LA RISONANZA MAGNETICA È SEMPRE ALL’AVANGUARDIA AL POLITERAPICO POLIDIAGNOSTICO DI MONZA È una delle conquiste più importanti della tecnologia applicata in campo medico. E la sua storia è piuttosto recente: messa a punto intorno agli anni ’80, la Risonanza Magnetica si è conquistata in poco tempo un ruolo di primaria importanza in campo diagnostico, permettendo la visualizzazione dell’interno del corpo umano senza ricorrere alla chirurgia o alla somministrazioni di radiazioni ionizzanti. Sono tante le malattie che possono essere individuate o prevenute per mezzo della risonanza magnetica, ma la sua efficacia si è rivelata soprattutto nel caso dell’osservazione del cervello e della colonna vertebrale, pur offrendo importanti informazioni in campo traumatologico, cardiologico, ortopedico, oncologico e gastroenterologico. L’elevato costo delle apparecchiature e delle operazioni di manutenzione rappresentano tutt’oggi un limite alla disponibilità diffusa dell’esame diagnostico per mezzo della risonanza diagnostica. Un limite che non ha scoraggiato quelle strutture che da sempre guardano all’innovazione tecnologica e funzionale. Come nel caso del Politerapico Polidiagnostico a Monza che è da oltre mezzo secolo all’avanguardia nel campo degli esami diagnostici e che nel caso della risonanza magnetica si è dotato delle migliori apparecchiature disponibili sul mercato. La risonanza magnetica, come si è detto, è utile per esplorare diverse zone,
organi e distretti del corpo umano: encefalo e midollo spinale, ossa, muscoli
ed articolazioni, torace, addome e pelvi, cuore e vasi, offrendo ovunque immagini
estremamente dettagliate. La più moderna tecnologia oggi esistente è la risonanza
magnetica Philip 1,5 Tesla, della quale il Direttore Sanitario del Politerapico
Polidiagnostico a Monza, il Dott. Giovanni Rechichi, è una vera autorità in materia.

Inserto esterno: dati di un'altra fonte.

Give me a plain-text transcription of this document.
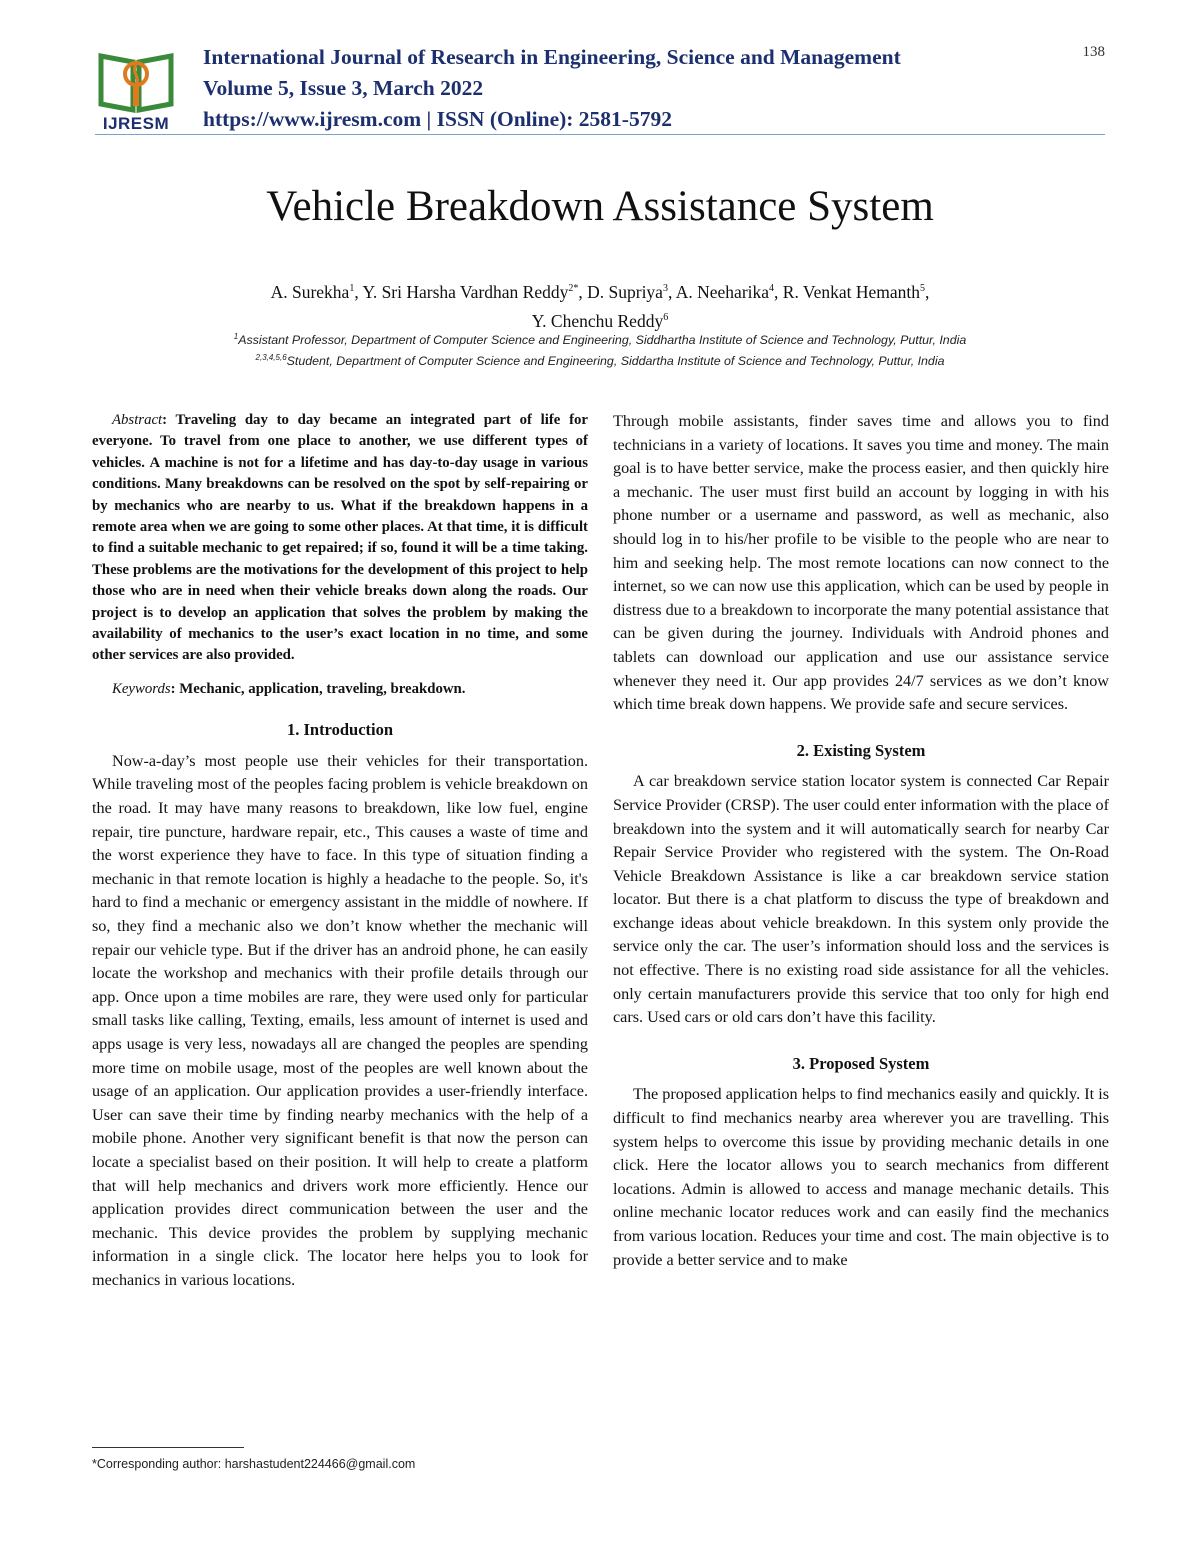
IJRESM
International Journal of Research in Engineering, Science and Management
Volume 5, Issue 3, March 2022
https://www.ijresm.com | ISSN (Online): 2581-5792
138
Vehicle Breakdown Assistance System
A. Surekha$^1$, Y. Sri Harsha Vardhan Reddy$^{2*}$, D. Supriya$^3$, A. Neeharika$^4$, R. Venkat Hemanth$^5$,
Y. Chenchu Reddy$^6$
$^1$Assistant Professor, Department of Computer Science and Engineering, Siddhartha Institute of Science and Technology, Puttur, India
$^{2,3,4,5,6}$Student, Department of Computer Science and Engineering, Siddartha Institute of Science and Technology, Puttur, India

Abstract: Traveling day to day became an integrated part of life for everyone. To travel from one place to another, we use different types of vehicles. A machine is not for a lifetime and has day-to-day usage in various conditions. Many breakdowns can be resolved on the spot by self-repairing or by mechanics who are nearby to us. What if the breakdown happens in a remote area when we are going to some other places. At that time, it is difficult to find a suitable mechanic to get repaired; if so, found it will be a time taking. These problems are the motivations for the development of this project to help those who are in need when their vehicle breaks down along the roads. Our project is to develop an application that solves the problem by making the availability of mechanics to the user’s exact location in no time, and some other services are also provided.

Keywords: Mechanic, application, traveling, breakdown.

1. Introduction

Now-a-day’s most people use their vehicles for their transportation. While traveling most of the peoples facing problem is vehicle breakdown on the road. It may have many reasons to breakdown, like low fuel, engine repair, tire puncture, hardware repair, etc., This causes a waste of time and the worst experience they have to face. In this type of situation finding a mechanic in that remote location is highly a headache to the people. So, it's hard to find a mechanic or emergency assistant in the middle of nowhere. If so, they find a mechanic also we don’t know whether the mechanic will repair our vehicle type. But if the driver has an android phone, he can easily locate the workshop and mechanics with their profile details through our app. Once upon a time mobiles are rare, they were used only for particular small tasks like calling, Texting, emails, less amount of internet is used and apps usage is very less, nowadays all are changed the peoples are spending more time on mobile usage, most of the peoples are well known about the usage of an application. Our application provides a user-friendly interface. User can save their time by finding nearby mechanics with the help of a mobile phone. Another very significant benefit is that now the person can locate a specialist based on their position. It will help to create a platform that will help mechanics and drivers work more efficiently. Hence our application provides direct communication between the user and the mechanic. This device provides the problem by supplying mechanic information in a single click. The locator here helps you to look for mechanics in various locations.

Through mobile assistants, finder saves time and allows you to find technicians in a variety of locations. It saves you time and money. The main goal is to have better service, make the process easier, and then quickly hire a mechanic. The user must first build an account by logging in with his phone number or a username and password, as well as mechanic, also should log in to his/her profile to be visible to the people who are near to him and seeking help. The most remote locations can now connect to the internet, so we can now use this application, which can be used by people in distress due to a breakdown to incorporate the many potential assistance that can be given during the journey. Individuals with Android phones and tablets can download our application and use our assistance service whenever they need it. Our app provides 24/7 services as we don’t know which time break down happens. We provide safe and secure services.

2. Existing System

A car breakdown service station locator system is connected Car Repair Service Provider (CRSP). The user could enter information with the place of breakdown into the system and it will automatically search for nearby Car Repair Service Provider who registered with the system. The On-Road Vehicle Breakdown Assistance is like a car breakdown service station locator. But there is a chat platform to discuss the type of breakdown and exchange ideas about vehicle breakdown. In this system only provide the service only the car. The user’s information should loss and the services is not effective. There is no existing road side assistance for all the vehicles. only certain manufacturers provide this service that too only for high end cars. Used cars or old cars don’t have this facility.

3. Proposed System

The proposed application helps to find mechanics easily and quickly. It is difficult to find mechanics nearby area wherever you are travelling. This system helps to overcome this issue by providing mechanic details in one click. Here the locator allows you to search mechanics from different locations. Admin is allowed to access and manage mechanic details. This online mechanic locator reduces work and can easily find the mechanics from various location. Reduces your time and cost. The main objective is to provide a better service and to make

*Corresponding author: harshastudent224466@gmail.com
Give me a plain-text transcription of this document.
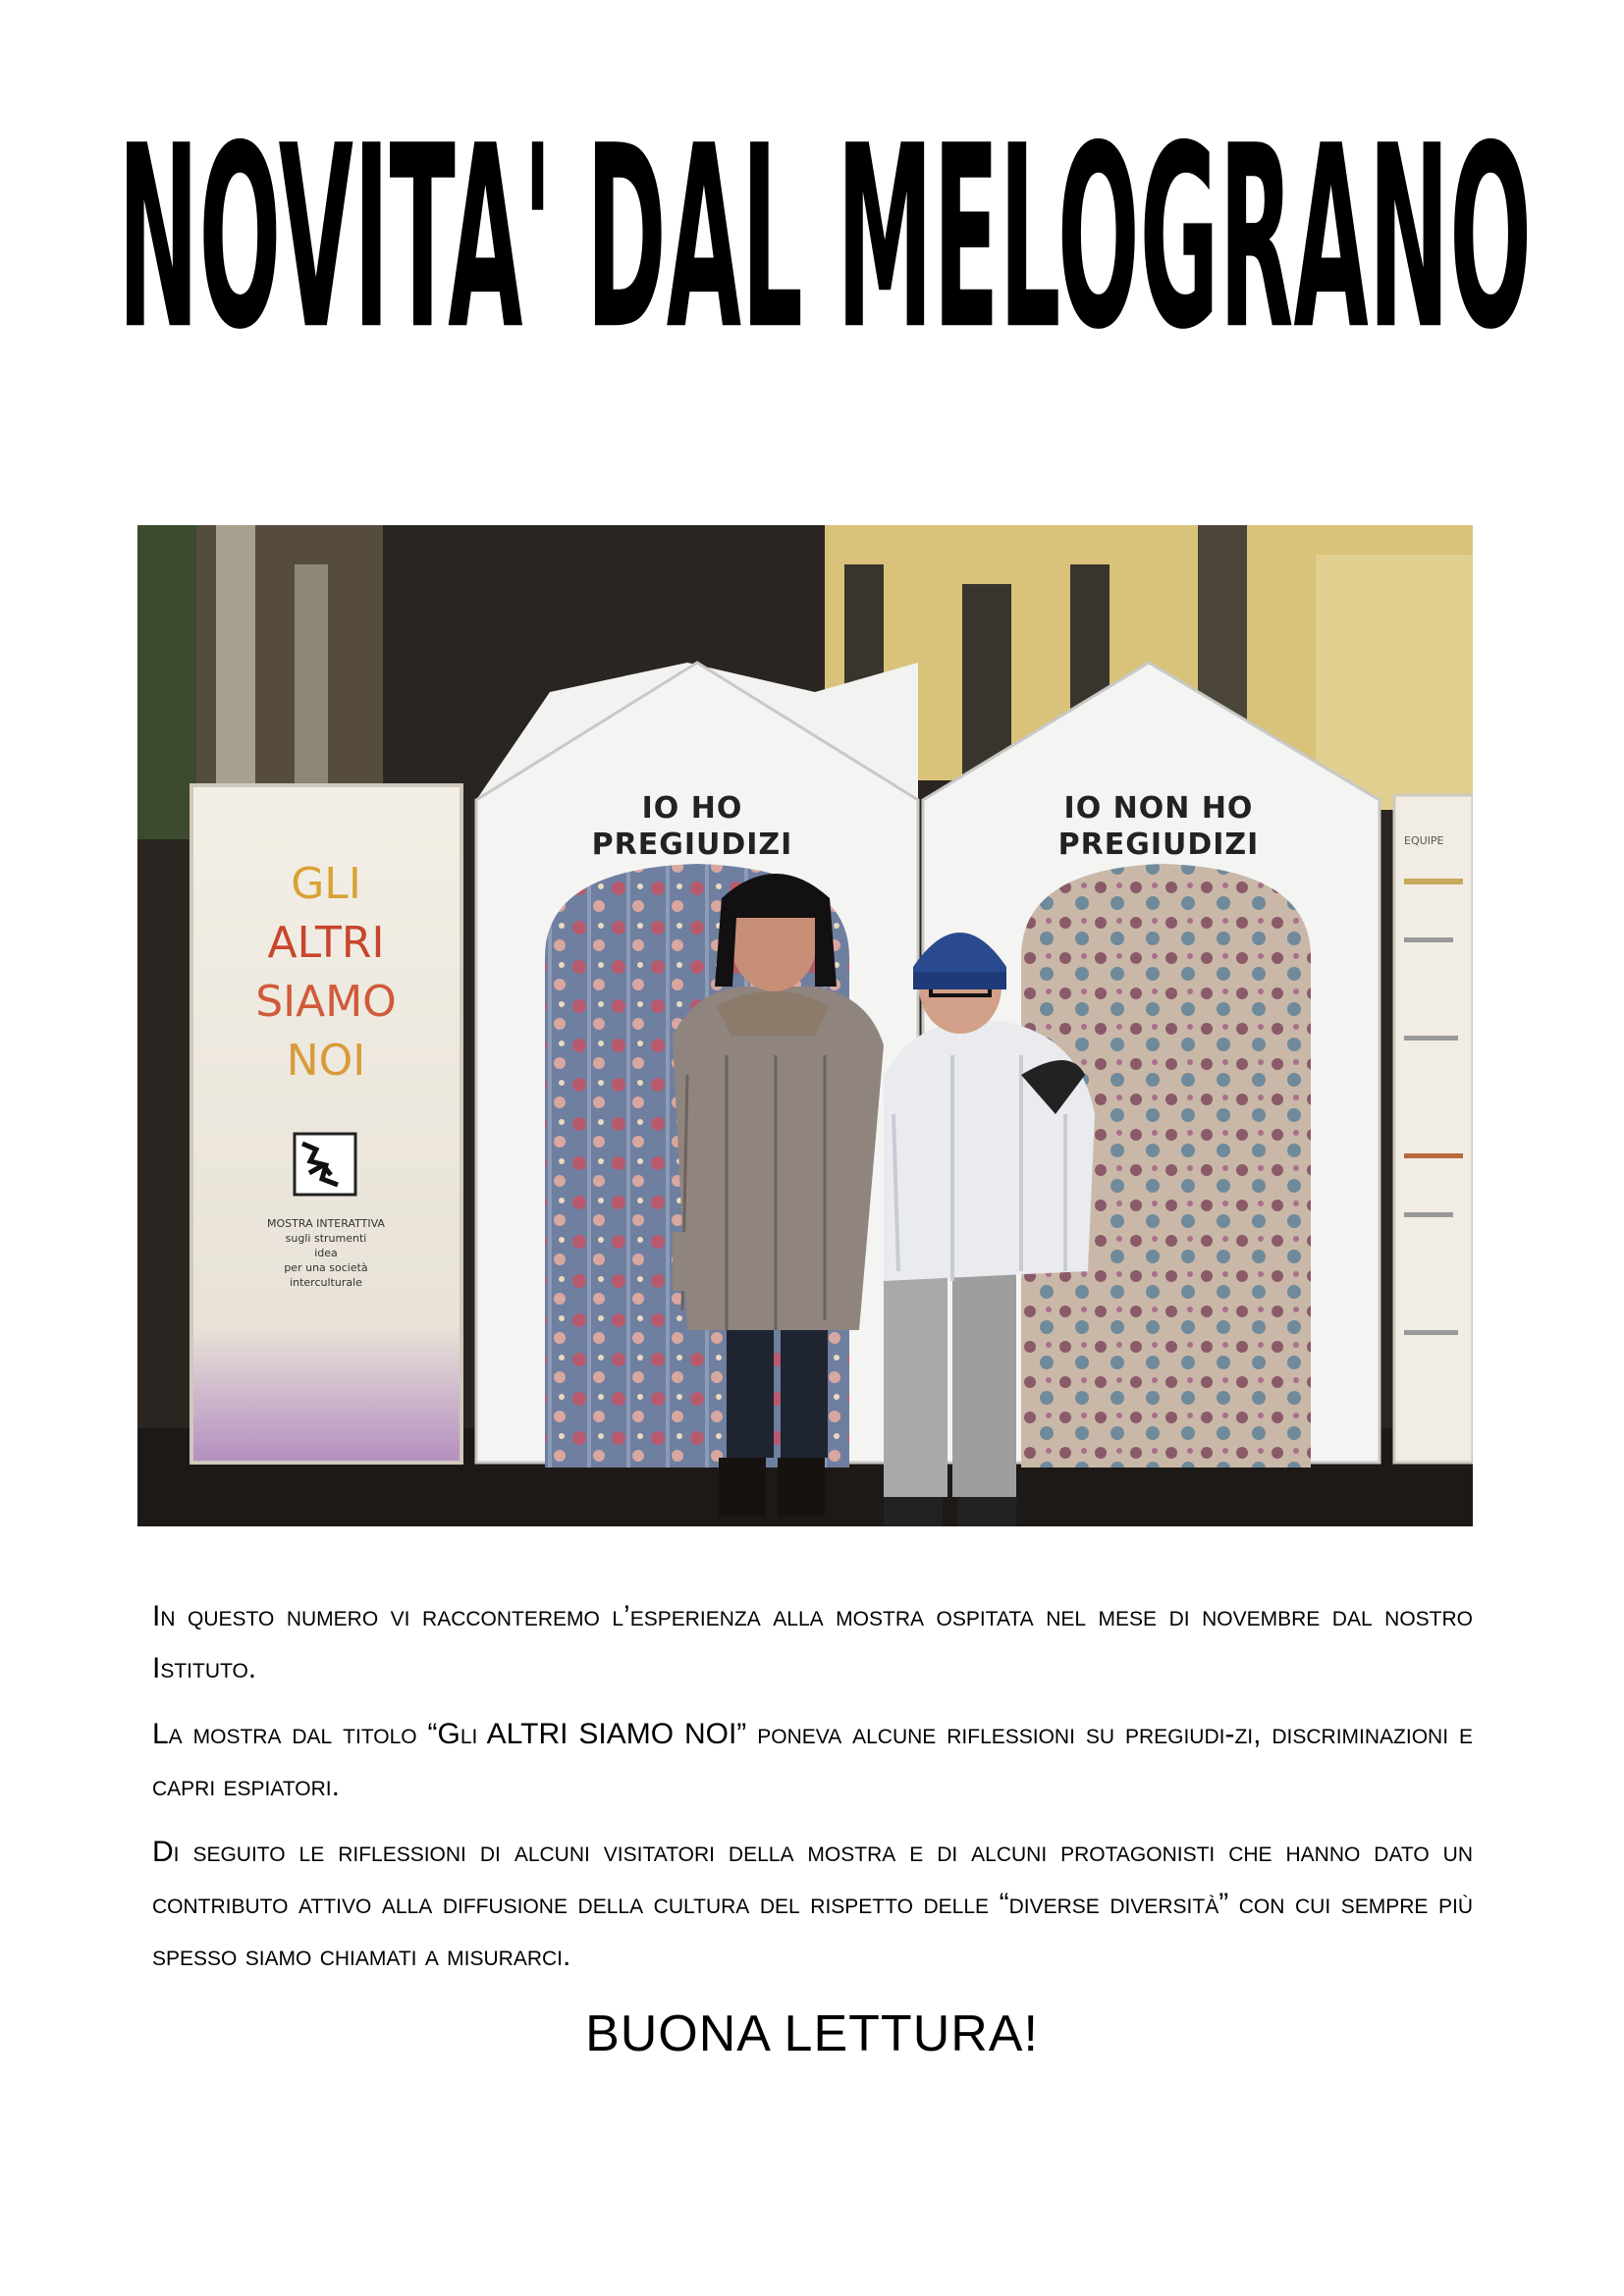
NOVITA' DAL MELOGRANO
GLI
ALTRI
SIAMO
NOI
MOSTRA INTERATTIVA
sugli strumenti
idea
per una società
interculturale
IO HO
PREGIUDIZI
IO NON HO
PREGIUDIZI	EQUIPE

In questo numero vi racconteremo l’esperienza alla mostra ospitata nel mese di novembre dal nostro Istituto.

La mostra dal titolo “Gli ALTRI SIAMO NOI” poneva alcune riflessioni su pregiudi-zi, discriminazioni e capri espiatori.

Di seguito le riflessioni di alcuni visitatori della mostra e di alcuni protagonisti che hanno dato un contributo attivo alla diffusione della cultura del rispetto delle “diverse diversità” con cui sempre più spesso siamo chiamati a misurarci.

BUONA LETTURA!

Esame non invasivo e senza raggi X, tale metodica consente di effettuare esami
diagnostici sia al cervello che alla colonna, agli organi addominali, ai vasi,
ai polmoni e alle articolazioni.
Controindicata in presenza di pace-maker, di protesi articolari ferro-magnetiche
o di protesi valvolari con parti in metallo, di spirale endouterina e di placche
e viti metalliche, sconsigliata (a meno che non sia assolutamente indispensabile)
nelle prime dodici settimane di gravidanza, la risonanza magnetica resta lo strumento
più efficace e affidabile per offrire immagini anatomiche molto precise di tutti
gli organi e distretti, permettendo di identificare lesioni non ben valutabili
con altri esami, talvolta più efficace della TAC e può sostituire l’angiografia
nello studio di alcuni distretti vascolari.